Egwene sursauta. Elle avait manqué de prudence.

— C’est le même, un cadeau-souvenir, quand elles sont parties.

Tournant l’anneau d’argent à son poignet, elle eut un accès de remords. Le bracelet paraissait segmenté, mais si astucieusement qu’on ne voyait pas comment. Elle avait à peine pensé à Elayne et à Nynaeve depuis leur départ pour Ebou Dar. Peut-être devait-elle les rappeler. Leurs recherches n’avançaient pas semblait-il, même si elles le niaient. Quand même, si elles pouvaient trouver ce qu’elles cherchaient…

Sheriam semblait perplexe, sur le bracelet ou non, Egwene ne le savait pas.
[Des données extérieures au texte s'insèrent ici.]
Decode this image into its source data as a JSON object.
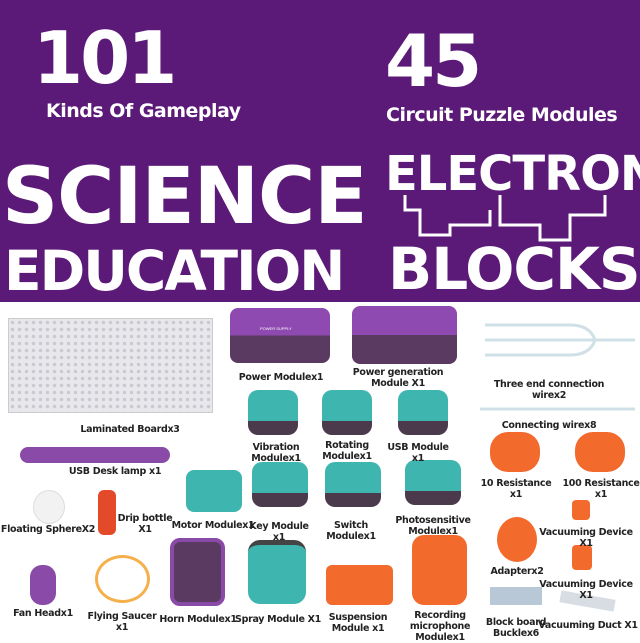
{
  "header": {
    "stat1": {
      "value": "101",
      "label": "Kinds Of Gameplay"
    },
    "stat2": {
      "value": "45",
      "label": "Circuit Puzzle Modules"
    },
    "title_left_1": "SCIENCE",
    "title_left_2": "EDUCATION",
    "title_right_1": "ELECTRON",
    "title_right_2": "BLOCKS",
    "background_color": "#5b1a78"
  },
  "products": [
    {
      "label": "Laminated Boardx3"
    },
    {
      "label": "USB Desk lamp x1"
    },
    {
      "label": "Floating SphereX2"
    },
    {
      "label": "Drip bottle\nX1"
    },
    {
      "label": "Fan Headx1"
    },
    {
      "label": "Flying Saucer\nx1"
    },
    {
      "label": "Horn Modulex1"
    },
    {
      "label": "Spray Module X1"
    },
    {
      "label": "Suspension\nModule x1"
    },
    {
      "label": "Recording\nmicrophone\nModulex1"
    },
    {
      "label": "Power Modulex1"
    },
    {
      "label": "Power generation\nModule X1"
    },
    {
      "label": "Three end connection\nwirex2"
    },
    {
      "label": "Connecting wirex8"
    },
    {
      "label": "Vibration\nModulex1"
    },
    {
      "label": "Rotating\nModulex1"
    },
    {
      "label": "USB Module\nx1"
    },
    {
      "label": "10 Resistance\nx1"
    },
    {
      "label": "100 Resistance\nx1"
    },
    {
      "label": "Motor Modulex1"
    },
    {
      "label": "Key Module\nx1"
    },
    {
      "label": "Switch\nModulex1"
    },
    {
      "label": "Photosensitive\nModulex1"
    },
    {
      "label": "Vacuuming Device\nX1"
    },
    {
      "label": "Adapterx2"
    },
    {
      "label": "Vacuuming Device\nX1"
    },
    {
      "label": "Block board\nBucklex6"
    },
    {
      "label": "Vacuuming Duct X1"
    }
  ],
  "power_module_text": "POWER SUPPLY"
}
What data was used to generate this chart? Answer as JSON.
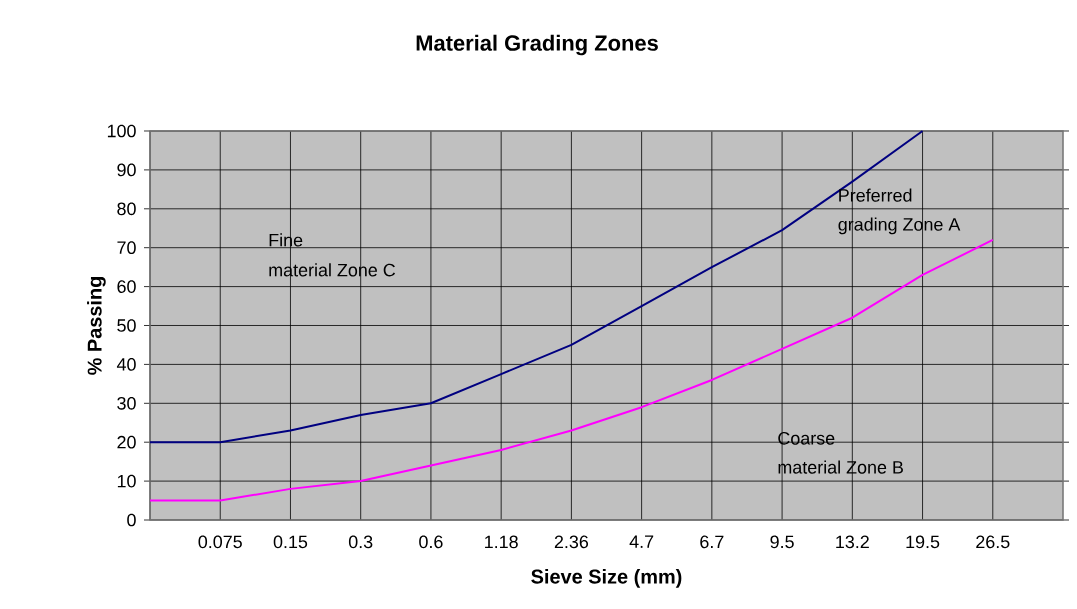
{
  "chart_data": {
    "type": "line",
    "title": "Material Grading Zones",
    "xlabel": "Sieve Size (mm)",
    "ylabel": "% Passing",
    "categories": [
      null,
      "0.075",
      "0.15",
      "0.3",
      "0.6",
      "1.18",
      "2.36",
      "4.7",
      "6.7",
      "9.5",
      "13.2",
      "19.5",
      "26.5"
    ],
    "series": [
      {
        "color": "#000080",
        "values": [
          20,
          20,
          23,
          27,
          30,
          37.5,
          45,
          55,
          65,
          74.5,
          87,
          100,
          null
        ]
      },
      {
        "color": "#ff00ff",
        "values": [
          5,
          5,
          8,
          10,
          14,
          18,
          23,
          29,
          36,
          44,
          52,
          63,
          72
        ]
      }
    ],
    "ylim": [
      0,
      100
    ],
    "yticks": [
      0,
      10,
      20,
      30,
      40,
      50,
      60,
      70,
      80,
      90,
      100
    ],
    "grid": true,
    "marker": "none",
    "line_style": "solid",
    "annotations": [
      "Fine",
      "material Zone C",
      "Preferred",
      "grading Zone A",
      "Coarse",
      "material Zone B"
    ]
  }
}
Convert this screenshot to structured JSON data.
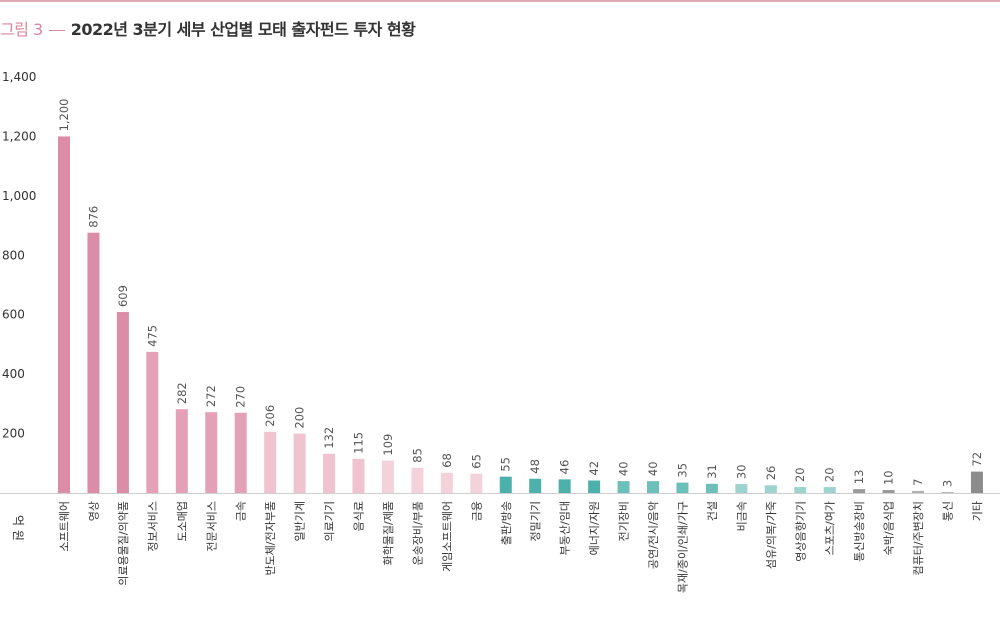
{
  "title": {
    "fig_label": "그림 3",
    "text": "2022년 3분기 세부 산업별 모태 출자펀드 투자 현황"
  },
  "colors": {
    "accent": "#d9879f",
    "rule": "#e3a9b9"
  },
  "chart_data": {
    "type": "bar",
    "unit_label": "억 원",
    "ylim": [
      0,
      1400
    ],
    "yticks": [
      200,
      400,
      600,
      800,
      1000,
      1200,
      1400
    ],
    "ytick_labels": [
      "200",
      "400",
      "600",
      "800",
      "1,000",
      "1,200",
      "1,400"
    ],
    "grid": false,
    "categories": [
      "소프트웨어",
      "영상",
      "의료용물질/의약품",
      "정보서비스",
      "도소매업",
      "전문서비스",
      "금속",
      "반도체/전자부품",
      "일반기계",
      "의료기기",
      "음식료",
      "화학물질/제품",
      "운송장비/부품",
      "게임소프트웨어",
      "금융",
      "출판/방송",
      "정밀기기",
      "부동산/임대",
      "에너지/자원",
      "전기장비",
      "공연/전시/음악",
      "목재/종이/인쇄/가구",
      "건설",
      "비금속",
      "섬유/의복/가죽",
      "영상음향기기",
      "스포츠/여가",
      "통신방송장비",
      "숙박/음식업",
      "컴퓨터/주변장치",
      "통신",
      "기타"
    ],
    "values": [
      1200,
      876,
      609,
      475,
      282,
      272,
      270,
      206,
      200,
      132,
      115,
      109,
      85,
      68,
      65,
      55,
      48,
      46,
      42,
      40,
      40,
      35,
      31,
      30,
      26,
      20,
      20,
      13,
      10,
      7,
      3,
      72
    ],
    "value_labels": [
      "1,200",
      "876",
      "609",
      "475",
      "282",
      "272",
      "270",
      "206",
      "200",
      "132",
      "115",
      "109",
      "85",
      "68",
      "65",
      "55",
      "48",
      "46",
      "42",
      "40",
      "40",
      "35",
      "31",
      "30",
      "26",
      "20",
      "20",
      "13",
      "10",
      "7",
      "3",
      "72"
    ],
    "bar_colors": [
      "#db8ca6",
      "#db8ca6",
      "#db8ca6",
      "#e3a0b6",
      "#e3a0b6",
      "#e3a0b6",
      "#e3a0b6",
      "#f0c3d0",
      "#f0c3d0",
      "#f0c3d0",
      "#f0c3d0",
      "#f4d2dc",
      "#f4d2dc",
      "#f4d2dc",
      "#f4d2dc",
      "#4db0aa",
      "#4db0aa",
      "#4db0aa",
      "#4db0aa",
      "#6dbfba",
      "#6dbfba",
      "#6dbfba",
      "#6dbfba",
      "#9dd3cf",
      "#9dd3cf",
      "#9dd3cf",
      "#9dd3cf",
      "#9a9a9a",
      "#9a9a9a",
      "#b0b0b0",
      "#b0b0b0",
      "#8c8c8c"
    ]
  }
}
Mais elle ne pouvait pas laisser Sheriam s’interroger trop longuement sur ce bracelet ; si elle remarquait jamais que le collier de « Marigan » lui était assorti, il s’ensuivrait sans doute des questions terriblement embarrassantes.

Egwene se leva, lissa sa jupe et contourna la table. Siuan lui avait communiqué plusieurs informations aujourd’hui, dont l’une pouvait lui servir maintenant. Elle n’était pas la seule à avoir des secrets. Sheriam eut l’air surprise quand Egwene s’arrêta trop près d’elle pour lui permettre de se lever.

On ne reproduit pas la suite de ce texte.